Tuesday, March 25, 2008

Meme: Passion Quilt

I am terrible about memes, so this has taken me forever. It took a long time to get to it even though the idea has been there in my head all along. I spent a ridiculous amount of time searching flickr for images, before deciding that I have photos that work perfectly for me.

Megan and Woody both tagged me for this.

Passion Quilt Meme Rules:
  • Think about what you are passionate about teaching your students.
  • Post a picture from a source like FlickrCC or Flickr Creative Commons or make/take your own that captures what YOU are most passionate about for kids to learn about…and give your picture a short title.
  • Title your blog post “Meme: Passion Quilt” and link back to this blog entry.
  • Include links to 5 folks in your professional learning network or whom you follow on Twitter/Pownce
Exposing children to new experiences encourages their learning.

Exposing students to new experiences engages them.

Whether those new experiences happen in the classroom, on field trips, online, or with their families doesn't matter. What is important is that they are gaining knowledge and becoming more engaged and excited about learning.

These two pictures are my daughter, playing with rocks by the Pacific Ocean and playing with a safe in a hotel room. Two experiences that excited her beyond our expectations.

I'm tagging (if they haven't yet been tagged & have the time):
(I know that's six, but I couldn't help it!)

Wednesday, March 12, 2008

Teaching in an Election Year (Wordless Wednesday)

(I can take no credit for these. They were created and are maintained by the phenomenal first-year teacher across the hall.)

Friday, March 07, 2008

Tangram Joy

We've been working on perimeter and area lately and I usually find it to be fairly dull. This year has been a pleasant switch. I gave each student a set of tangrams (punched out from a file folder so that they hold up pretty well). Using the medium sized triangle and the two little triangles they had to create five regular polygons. This step alone made for a pretty good discussion.

Once they had created various polygons (triangle, square, rectangle, parallelogram, and trapezoid) they were to find the area and perimeter of each of them. I was surprised at how difficult it was for them to realize that all five shapes had the same area.
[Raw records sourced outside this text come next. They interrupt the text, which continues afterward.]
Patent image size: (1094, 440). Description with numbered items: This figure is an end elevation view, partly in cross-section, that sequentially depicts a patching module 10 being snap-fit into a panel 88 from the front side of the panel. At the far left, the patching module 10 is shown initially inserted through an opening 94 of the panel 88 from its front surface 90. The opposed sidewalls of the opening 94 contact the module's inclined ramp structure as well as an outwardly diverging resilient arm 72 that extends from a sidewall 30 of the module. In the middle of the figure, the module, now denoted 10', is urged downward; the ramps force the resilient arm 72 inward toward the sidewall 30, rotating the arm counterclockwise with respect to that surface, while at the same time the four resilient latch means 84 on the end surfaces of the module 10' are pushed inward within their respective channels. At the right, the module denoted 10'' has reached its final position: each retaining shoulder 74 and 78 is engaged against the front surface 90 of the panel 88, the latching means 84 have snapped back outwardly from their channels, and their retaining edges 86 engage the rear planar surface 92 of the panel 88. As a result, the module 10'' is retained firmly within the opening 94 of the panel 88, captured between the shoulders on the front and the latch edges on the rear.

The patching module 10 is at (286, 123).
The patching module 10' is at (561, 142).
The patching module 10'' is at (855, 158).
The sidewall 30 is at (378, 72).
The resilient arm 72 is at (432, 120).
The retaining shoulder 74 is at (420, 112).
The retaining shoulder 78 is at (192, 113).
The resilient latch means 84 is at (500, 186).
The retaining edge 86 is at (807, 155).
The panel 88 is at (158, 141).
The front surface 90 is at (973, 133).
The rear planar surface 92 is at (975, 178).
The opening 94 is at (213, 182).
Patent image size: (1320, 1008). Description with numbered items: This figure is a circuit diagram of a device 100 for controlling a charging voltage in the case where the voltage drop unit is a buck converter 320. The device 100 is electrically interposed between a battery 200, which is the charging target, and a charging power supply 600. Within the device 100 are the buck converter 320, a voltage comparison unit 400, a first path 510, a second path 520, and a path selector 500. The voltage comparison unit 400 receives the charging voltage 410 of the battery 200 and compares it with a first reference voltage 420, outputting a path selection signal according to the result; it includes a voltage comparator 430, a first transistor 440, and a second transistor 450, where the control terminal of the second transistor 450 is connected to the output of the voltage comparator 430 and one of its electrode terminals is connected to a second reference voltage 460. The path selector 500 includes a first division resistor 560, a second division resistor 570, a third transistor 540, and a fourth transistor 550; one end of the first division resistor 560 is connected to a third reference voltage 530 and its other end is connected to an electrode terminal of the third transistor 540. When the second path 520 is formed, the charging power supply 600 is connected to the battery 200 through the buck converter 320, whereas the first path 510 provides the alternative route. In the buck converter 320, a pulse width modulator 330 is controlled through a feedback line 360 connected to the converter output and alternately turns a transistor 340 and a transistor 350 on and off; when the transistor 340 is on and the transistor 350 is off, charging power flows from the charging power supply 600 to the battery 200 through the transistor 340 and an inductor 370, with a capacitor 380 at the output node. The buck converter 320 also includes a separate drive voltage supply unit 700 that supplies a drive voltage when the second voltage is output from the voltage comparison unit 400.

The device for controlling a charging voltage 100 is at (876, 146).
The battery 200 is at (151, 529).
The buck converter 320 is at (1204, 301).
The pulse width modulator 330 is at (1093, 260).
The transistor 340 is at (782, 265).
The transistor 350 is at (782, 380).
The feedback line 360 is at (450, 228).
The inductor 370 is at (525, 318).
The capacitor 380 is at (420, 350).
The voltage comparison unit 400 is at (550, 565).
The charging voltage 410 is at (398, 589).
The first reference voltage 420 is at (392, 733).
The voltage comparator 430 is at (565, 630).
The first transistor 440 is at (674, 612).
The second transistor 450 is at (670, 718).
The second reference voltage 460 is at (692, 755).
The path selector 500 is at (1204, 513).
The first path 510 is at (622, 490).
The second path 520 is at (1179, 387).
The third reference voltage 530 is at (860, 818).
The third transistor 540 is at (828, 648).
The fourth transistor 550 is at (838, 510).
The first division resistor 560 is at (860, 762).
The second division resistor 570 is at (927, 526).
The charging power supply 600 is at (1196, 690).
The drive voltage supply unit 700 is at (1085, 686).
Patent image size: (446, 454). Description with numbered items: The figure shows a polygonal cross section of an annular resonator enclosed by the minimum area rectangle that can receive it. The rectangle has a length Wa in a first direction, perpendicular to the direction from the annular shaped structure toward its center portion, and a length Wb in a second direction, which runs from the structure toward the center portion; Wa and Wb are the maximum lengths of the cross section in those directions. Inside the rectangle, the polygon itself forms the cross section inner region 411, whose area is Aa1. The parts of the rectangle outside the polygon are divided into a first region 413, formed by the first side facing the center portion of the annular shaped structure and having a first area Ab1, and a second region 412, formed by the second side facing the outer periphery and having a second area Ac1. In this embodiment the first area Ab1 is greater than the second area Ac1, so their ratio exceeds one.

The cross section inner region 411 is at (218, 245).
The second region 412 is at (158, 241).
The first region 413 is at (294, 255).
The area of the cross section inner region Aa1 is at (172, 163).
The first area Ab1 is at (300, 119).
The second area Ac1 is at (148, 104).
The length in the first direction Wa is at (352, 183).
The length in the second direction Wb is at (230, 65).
They worked really hard to calculate the area for each one based on their measurements. It was fascinating.

After giving them some time to struggle with this we came back together as a group. We shared the different shapes because some students hadn't been able to figure out all five. Then we moved into looking at all of this algebraically. We compared the sides of each triangle and figured out that there are only 3 different lengths, the base of the larger triangle, the sides of the larger triangle or base of the smaller ones, and the sides of the smaller triangles. Using that knowledge we wrote one shape's perimeter as an algebraic expression. It was a challenge for them to write the rest that way, but they worked through it. This also helped them see that all five areas are the same. Then we finally had a discussion of the relationship between perimeter and are (the main goal, initially). Most students firmly believed that no shape could have a larger area than perimeter. This activity had shown them that the perimeter and area aren't always the same (shapes with the same perimeter can have different areas and vice versa). As a result, I immediately opened up a grid on our smartboard and had students try some different shapes and calculate the area and perimeter. They quickly found shapes that disproved their theory. Off they went, back to their seats with grid paper to see what else they could discover. They loved exploring this way (both with the tangrams and with the grid paper) and, I think, have a much better understanding of area and perimeter than my students have had in the past.

Tuesday, March 04, 2008

Testing Classroom

This may not look awful to an outsider, but it is painful to me. All of our hard work and learning throughout the year has to be covered up for the state test.

Monday, March 03, 2008

Meeting the Needs of ALL Students

Members of our special education team and our gifted and talented team presented at our school's faculty meeting today. The topic was twice exceptional students (kids who are gifted but also have a learning disability, social challenge, or some other such exceptionality). The main focus of the presentation was a video, Ennis' Gift, from the Ennis William Cosby Foundation. The video is beautifully done and tells the story of numerous people who were not successful in school because their teachers did not recognize their gifts. Parts will make you cry. We showed snippets of it and gave everyone chances to talk about it. We had thoughtful questions linked to the video to guide discussions. We had collected children's books with twice exceptional main characters and had them on display. We shared some Calvin and Hobbes cartoons to get things started. It was a brilliantly planned presentation (I had little to do with the planning).

The message we really wanted to convey was: students should not be denied services because of social, emotional, or behavioral issues. The great majority of our staff already know this. However, we still hear teachers saying things like, "That child doesn't deserve to be in the GT class." The belief that a seven year old should be excluded from a classroom that will best meet his/her learning needs because of laziness, defiance, or social awkwardness is sad.

I think the presentation inspired members of our faculty who already understood the concept of twice exceptional students. Hopefully they will be more willing and able to advocate for those students in the future. Those staff members who don't yet buy into the idea were not likely swayed by the meeting. I can only hope that it sowed seeds of possibilities for the future.